In a recent blog post, Kailash Awati details six ways in which project estimates can go wrong, but he is clear in saying that this is only six of many. Among the six are false analogies; making the estimate on historical data that does not exactly match what the current project conditions are. How can we ensure that we don’t make this mistake? We can start by keeping accurate records of how conditions in the project changed and what led them to change, by keeping an estimation history for each task and comments to show what made the estimate change as the project progressed.
Another reason that Kailash lists is false precision, stating that “an estimate quoted as a single number is almost guaranteed to be incorrect.” How can we avoid this problem? We can by using a project management tool that is designed to accept a ranged estimate and will calculate an appropriate project schedule based on this information. All it takes is one time sitting with a programmer and asking her to think through the scenario of “what’s the longest this task will take, if everything that can go wrong, does.” to make her realize that most of the time when she gives a single point estimate she is really only thinking about the best possible scenario and rarely thinking about all of the things that could potentially delay or extend the work.
Another common mistake that Kailish mentions is getting the estimate from someone other than the person doing the work.
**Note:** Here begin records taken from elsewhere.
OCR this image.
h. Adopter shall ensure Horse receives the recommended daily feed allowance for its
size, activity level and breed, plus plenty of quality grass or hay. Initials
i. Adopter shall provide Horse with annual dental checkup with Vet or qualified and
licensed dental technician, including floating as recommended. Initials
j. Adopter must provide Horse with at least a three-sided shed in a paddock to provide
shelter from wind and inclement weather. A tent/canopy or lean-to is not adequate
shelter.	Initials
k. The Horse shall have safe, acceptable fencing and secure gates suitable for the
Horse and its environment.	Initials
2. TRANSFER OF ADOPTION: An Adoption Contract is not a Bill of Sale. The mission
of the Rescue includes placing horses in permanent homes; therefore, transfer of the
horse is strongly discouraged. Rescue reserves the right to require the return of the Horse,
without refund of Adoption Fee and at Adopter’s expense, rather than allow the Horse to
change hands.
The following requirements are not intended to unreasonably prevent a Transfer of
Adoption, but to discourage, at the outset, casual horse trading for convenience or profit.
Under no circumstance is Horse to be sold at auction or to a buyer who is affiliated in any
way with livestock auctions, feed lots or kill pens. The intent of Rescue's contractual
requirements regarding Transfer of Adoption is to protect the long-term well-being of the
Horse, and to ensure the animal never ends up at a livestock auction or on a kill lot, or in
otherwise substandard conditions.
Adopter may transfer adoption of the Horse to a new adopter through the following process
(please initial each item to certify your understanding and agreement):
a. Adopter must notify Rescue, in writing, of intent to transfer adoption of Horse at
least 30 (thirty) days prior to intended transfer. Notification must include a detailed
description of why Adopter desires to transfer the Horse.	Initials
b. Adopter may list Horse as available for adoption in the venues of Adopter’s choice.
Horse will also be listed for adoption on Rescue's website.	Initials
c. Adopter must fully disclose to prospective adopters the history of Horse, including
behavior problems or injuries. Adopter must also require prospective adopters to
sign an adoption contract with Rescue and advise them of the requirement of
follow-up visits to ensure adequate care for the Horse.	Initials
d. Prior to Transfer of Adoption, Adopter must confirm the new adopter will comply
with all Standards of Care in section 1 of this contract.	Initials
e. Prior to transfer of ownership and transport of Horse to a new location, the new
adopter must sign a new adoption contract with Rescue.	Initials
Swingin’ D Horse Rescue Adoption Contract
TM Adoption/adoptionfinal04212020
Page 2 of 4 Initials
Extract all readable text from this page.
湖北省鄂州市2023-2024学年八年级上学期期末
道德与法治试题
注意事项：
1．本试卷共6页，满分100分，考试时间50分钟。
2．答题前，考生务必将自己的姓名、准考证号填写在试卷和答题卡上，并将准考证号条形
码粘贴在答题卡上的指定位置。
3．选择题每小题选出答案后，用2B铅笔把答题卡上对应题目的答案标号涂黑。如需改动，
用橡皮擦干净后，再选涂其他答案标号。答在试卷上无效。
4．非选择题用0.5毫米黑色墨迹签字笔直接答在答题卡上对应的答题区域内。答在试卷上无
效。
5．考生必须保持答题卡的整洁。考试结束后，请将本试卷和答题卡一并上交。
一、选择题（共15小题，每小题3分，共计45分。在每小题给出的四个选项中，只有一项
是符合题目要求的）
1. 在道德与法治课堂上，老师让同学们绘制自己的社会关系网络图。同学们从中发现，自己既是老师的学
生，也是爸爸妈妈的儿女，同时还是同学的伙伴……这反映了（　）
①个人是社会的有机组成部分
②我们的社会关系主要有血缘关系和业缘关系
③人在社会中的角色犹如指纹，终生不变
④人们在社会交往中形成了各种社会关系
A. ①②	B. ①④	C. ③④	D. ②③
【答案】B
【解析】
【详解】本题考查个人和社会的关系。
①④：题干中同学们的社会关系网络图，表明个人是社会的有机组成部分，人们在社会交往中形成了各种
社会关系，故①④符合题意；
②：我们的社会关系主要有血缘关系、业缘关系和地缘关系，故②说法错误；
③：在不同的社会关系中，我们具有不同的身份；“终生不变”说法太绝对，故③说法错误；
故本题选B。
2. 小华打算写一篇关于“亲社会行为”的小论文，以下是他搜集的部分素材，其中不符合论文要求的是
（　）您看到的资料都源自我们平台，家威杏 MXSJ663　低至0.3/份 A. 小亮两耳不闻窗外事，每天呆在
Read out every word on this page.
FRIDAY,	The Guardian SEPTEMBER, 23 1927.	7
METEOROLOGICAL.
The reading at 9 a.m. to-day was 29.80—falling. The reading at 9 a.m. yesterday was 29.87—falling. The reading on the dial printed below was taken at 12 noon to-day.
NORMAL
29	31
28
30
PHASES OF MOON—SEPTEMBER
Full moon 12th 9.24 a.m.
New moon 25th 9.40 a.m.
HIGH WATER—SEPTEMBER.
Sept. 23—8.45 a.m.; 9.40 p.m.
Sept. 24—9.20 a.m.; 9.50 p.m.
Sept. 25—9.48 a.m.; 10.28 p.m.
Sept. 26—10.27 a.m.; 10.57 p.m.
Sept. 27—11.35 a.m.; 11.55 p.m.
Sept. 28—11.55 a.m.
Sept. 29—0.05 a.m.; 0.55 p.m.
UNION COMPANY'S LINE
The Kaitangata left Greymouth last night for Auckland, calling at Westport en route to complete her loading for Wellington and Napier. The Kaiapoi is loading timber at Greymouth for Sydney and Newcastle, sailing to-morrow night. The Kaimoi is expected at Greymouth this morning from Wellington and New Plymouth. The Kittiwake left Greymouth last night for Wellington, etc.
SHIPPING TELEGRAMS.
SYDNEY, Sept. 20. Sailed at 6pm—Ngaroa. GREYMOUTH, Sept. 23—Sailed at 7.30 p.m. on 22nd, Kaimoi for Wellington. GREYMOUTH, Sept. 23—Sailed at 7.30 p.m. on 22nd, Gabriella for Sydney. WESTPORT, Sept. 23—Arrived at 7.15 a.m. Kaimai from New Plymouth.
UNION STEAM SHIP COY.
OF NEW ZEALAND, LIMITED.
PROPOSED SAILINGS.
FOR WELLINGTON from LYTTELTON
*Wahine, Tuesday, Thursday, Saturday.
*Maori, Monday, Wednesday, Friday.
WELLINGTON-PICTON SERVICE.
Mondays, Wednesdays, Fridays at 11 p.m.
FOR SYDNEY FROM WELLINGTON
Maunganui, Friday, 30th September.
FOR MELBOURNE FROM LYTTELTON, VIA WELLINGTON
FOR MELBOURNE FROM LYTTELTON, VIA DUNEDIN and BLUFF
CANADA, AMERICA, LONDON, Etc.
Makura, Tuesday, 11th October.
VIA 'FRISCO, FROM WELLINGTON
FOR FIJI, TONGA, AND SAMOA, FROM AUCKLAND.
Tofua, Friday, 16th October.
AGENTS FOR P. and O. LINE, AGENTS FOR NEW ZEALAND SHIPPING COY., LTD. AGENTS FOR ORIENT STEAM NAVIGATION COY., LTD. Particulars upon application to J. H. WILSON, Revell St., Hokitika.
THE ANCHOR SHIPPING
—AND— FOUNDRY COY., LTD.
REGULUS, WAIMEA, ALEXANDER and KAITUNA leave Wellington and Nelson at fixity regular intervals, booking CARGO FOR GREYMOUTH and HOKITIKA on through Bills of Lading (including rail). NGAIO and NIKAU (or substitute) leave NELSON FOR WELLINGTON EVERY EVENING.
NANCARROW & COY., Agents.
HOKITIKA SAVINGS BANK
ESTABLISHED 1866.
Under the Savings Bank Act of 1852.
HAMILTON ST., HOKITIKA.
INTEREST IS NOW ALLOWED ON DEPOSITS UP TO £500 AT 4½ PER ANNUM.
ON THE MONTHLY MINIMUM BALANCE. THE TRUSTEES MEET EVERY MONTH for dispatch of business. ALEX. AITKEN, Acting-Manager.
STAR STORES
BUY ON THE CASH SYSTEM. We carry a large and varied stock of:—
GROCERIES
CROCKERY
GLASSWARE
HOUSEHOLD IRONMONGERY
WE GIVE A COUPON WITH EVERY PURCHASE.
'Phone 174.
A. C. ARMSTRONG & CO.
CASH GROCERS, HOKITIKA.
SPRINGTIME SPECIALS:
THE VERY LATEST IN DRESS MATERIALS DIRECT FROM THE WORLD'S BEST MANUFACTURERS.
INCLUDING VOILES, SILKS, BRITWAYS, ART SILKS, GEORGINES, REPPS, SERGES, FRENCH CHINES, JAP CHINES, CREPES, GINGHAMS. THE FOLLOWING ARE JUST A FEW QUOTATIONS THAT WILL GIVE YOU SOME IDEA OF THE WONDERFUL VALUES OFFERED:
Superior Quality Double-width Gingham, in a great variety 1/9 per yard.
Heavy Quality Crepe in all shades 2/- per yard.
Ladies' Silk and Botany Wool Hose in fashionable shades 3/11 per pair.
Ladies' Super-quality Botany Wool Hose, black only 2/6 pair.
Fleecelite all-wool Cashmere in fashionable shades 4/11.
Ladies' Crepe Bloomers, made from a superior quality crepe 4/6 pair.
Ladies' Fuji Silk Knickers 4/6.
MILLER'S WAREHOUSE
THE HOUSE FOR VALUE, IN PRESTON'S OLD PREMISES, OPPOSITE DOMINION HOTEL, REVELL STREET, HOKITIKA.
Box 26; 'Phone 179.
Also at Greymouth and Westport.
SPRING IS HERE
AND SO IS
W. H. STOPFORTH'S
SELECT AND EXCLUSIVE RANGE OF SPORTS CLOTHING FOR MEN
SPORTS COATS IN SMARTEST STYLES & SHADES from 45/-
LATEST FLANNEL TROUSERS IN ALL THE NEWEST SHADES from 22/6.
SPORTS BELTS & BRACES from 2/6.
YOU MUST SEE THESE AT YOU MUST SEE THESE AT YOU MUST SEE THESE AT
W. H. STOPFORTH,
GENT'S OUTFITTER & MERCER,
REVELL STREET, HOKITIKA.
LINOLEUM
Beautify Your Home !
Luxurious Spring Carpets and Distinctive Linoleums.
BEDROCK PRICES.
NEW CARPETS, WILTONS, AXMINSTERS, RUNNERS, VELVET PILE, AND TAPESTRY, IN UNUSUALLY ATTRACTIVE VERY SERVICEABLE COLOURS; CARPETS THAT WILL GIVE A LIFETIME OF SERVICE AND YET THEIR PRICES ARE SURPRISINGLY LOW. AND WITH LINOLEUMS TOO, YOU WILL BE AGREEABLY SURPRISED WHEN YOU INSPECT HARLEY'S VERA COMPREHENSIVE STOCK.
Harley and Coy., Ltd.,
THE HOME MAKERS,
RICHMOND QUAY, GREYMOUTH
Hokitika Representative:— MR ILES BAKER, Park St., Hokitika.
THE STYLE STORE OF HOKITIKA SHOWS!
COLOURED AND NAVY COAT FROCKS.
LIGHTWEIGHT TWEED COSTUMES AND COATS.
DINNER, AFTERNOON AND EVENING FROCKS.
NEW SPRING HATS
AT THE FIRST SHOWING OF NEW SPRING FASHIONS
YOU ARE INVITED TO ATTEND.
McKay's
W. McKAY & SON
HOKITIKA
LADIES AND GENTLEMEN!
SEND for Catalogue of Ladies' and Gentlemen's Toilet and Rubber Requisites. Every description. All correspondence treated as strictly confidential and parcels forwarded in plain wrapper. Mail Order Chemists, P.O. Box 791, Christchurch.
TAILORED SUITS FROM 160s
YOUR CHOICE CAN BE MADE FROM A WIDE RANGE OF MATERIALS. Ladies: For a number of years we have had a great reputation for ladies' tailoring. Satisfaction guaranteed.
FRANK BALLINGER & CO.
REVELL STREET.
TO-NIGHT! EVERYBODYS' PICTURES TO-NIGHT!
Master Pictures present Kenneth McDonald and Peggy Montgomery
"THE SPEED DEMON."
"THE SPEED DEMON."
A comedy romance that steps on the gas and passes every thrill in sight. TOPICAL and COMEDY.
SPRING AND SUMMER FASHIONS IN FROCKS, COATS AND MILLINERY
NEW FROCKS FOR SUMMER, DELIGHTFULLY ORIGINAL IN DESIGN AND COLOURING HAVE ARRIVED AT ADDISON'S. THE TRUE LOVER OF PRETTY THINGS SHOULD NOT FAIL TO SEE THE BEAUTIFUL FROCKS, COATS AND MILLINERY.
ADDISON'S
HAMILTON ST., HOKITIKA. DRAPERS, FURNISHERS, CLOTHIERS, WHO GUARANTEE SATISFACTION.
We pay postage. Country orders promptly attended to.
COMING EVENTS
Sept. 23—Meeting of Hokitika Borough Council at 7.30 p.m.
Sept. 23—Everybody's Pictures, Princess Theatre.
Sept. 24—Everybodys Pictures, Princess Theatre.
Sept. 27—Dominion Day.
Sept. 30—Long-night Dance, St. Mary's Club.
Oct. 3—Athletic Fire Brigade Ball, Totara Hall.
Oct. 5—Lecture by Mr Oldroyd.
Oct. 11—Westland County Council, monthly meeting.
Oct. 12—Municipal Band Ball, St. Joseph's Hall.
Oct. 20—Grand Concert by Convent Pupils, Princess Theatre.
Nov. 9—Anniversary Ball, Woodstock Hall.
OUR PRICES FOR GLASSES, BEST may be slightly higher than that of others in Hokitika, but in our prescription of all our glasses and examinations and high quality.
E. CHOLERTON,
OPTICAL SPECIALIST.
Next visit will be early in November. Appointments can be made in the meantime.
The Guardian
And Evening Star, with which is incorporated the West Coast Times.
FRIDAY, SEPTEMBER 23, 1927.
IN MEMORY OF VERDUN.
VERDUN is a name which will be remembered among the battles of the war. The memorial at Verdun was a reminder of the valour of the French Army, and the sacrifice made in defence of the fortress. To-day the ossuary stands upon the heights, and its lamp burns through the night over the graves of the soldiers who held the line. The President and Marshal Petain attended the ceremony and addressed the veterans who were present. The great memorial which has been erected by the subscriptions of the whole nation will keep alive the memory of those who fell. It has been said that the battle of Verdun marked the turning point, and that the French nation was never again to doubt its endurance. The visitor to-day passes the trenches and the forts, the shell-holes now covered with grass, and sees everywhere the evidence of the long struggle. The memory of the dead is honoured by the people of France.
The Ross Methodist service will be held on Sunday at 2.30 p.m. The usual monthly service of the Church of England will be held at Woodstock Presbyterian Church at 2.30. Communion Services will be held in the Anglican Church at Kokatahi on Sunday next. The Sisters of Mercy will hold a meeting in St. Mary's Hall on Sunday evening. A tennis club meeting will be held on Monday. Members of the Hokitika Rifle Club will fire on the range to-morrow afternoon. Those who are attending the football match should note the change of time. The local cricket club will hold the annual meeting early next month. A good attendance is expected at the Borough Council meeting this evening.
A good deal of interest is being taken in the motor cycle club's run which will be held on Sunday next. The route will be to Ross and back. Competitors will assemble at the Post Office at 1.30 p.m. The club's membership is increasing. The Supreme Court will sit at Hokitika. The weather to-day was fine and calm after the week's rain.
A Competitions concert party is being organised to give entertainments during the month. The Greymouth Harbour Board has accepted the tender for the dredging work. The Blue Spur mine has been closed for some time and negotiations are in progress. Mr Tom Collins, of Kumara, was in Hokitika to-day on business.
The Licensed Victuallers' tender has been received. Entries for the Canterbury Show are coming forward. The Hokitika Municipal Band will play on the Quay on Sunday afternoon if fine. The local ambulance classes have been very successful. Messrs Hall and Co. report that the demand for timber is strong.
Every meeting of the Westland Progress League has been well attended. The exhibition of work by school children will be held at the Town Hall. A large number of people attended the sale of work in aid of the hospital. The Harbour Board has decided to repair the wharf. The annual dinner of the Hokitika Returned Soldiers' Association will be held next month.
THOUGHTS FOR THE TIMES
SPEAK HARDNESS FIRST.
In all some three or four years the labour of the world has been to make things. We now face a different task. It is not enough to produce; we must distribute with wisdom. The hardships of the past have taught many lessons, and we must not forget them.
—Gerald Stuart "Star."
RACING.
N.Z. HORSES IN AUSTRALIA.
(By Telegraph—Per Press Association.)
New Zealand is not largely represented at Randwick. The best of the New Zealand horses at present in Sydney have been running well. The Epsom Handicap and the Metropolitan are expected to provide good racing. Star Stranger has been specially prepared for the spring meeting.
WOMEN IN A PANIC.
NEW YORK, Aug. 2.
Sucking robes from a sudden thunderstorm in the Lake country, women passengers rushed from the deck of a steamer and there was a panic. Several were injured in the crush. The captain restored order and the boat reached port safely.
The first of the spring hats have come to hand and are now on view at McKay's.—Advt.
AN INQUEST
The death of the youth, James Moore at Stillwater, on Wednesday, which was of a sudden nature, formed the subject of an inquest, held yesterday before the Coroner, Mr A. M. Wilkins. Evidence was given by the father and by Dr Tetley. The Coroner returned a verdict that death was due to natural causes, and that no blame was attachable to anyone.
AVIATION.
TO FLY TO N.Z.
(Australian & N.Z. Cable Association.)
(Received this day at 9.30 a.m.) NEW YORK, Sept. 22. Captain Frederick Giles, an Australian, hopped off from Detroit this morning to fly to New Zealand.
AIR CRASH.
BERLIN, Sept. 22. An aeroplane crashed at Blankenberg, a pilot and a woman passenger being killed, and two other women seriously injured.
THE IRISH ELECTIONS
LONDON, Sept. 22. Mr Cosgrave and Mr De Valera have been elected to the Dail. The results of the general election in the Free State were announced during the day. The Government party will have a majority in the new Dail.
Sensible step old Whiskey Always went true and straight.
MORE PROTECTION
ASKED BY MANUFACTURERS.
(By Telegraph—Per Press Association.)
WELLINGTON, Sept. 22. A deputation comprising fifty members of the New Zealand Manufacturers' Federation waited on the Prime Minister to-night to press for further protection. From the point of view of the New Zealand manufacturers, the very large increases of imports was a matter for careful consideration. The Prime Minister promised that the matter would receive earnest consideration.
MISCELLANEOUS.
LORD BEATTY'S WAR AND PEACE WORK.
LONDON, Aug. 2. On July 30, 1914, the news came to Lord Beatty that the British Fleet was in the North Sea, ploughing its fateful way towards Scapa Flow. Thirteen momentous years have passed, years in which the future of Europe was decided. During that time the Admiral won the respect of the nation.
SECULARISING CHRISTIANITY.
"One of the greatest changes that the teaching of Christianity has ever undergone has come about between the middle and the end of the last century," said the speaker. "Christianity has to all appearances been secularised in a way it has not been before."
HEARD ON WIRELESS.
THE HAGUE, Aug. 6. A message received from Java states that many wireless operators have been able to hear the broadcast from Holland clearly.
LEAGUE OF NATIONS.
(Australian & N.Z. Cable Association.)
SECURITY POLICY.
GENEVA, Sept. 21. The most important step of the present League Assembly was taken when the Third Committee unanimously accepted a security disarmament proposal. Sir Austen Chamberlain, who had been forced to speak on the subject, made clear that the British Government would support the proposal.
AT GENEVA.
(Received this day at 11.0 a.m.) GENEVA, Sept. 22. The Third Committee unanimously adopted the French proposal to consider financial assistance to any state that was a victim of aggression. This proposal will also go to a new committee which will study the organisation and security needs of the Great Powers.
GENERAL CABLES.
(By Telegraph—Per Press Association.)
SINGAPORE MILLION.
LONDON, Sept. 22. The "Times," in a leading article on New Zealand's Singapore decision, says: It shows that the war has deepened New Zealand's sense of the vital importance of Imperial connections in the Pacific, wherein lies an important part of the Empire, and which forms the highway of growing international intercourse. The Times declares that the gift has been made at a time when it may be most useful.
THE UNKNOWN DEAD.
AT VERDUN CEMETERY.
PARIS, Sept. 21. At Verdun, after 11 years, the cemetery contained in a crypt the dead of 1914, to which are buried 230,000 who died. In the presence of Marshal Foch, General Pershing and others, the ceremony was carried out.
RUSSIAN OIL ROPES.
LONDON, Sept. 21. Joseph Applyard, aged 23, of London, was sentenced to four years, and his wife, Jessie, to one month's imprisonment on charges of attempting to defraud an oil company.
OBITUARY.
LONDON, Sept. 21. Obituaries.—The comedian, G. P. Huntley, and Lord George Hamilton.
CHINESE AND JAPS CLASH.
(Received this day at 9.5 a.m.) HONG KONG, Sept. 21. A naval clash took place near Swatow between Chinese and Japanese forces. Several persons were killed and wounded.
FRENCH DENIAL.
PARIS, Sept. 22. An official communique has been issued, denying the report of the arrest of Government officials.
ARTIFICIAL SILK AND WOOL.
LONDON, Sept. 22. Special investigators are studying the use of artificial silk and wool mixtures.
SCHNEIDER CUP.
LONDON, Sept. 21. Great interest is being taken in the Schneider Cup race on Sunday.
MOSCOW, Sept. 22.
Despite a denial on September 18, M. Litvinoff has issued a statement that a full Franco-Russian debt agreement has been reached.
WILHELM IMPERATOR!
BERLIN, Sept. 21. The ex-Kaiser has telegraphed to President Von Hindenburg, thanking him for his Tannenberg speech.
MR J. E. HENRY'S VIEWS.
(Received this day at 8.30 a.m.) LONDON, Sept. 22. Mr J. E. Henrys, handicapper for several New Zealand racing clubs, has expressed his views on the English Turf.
If you are off somewhere in your own Microsoft Project file land and are not on a shared system that your team members can view and collaborate with you on, its easy to just guess some of those estimates by yourself. Better to use a tool that everyone can easily access and update, where your task owners can not only make their own estimates, but update them as they go along.
Again, these are only three of many reasons why project estimates fail, but if we can arm ourselves with the proper tools we’ll have a chance at getting a little bit closer to an excellent guess.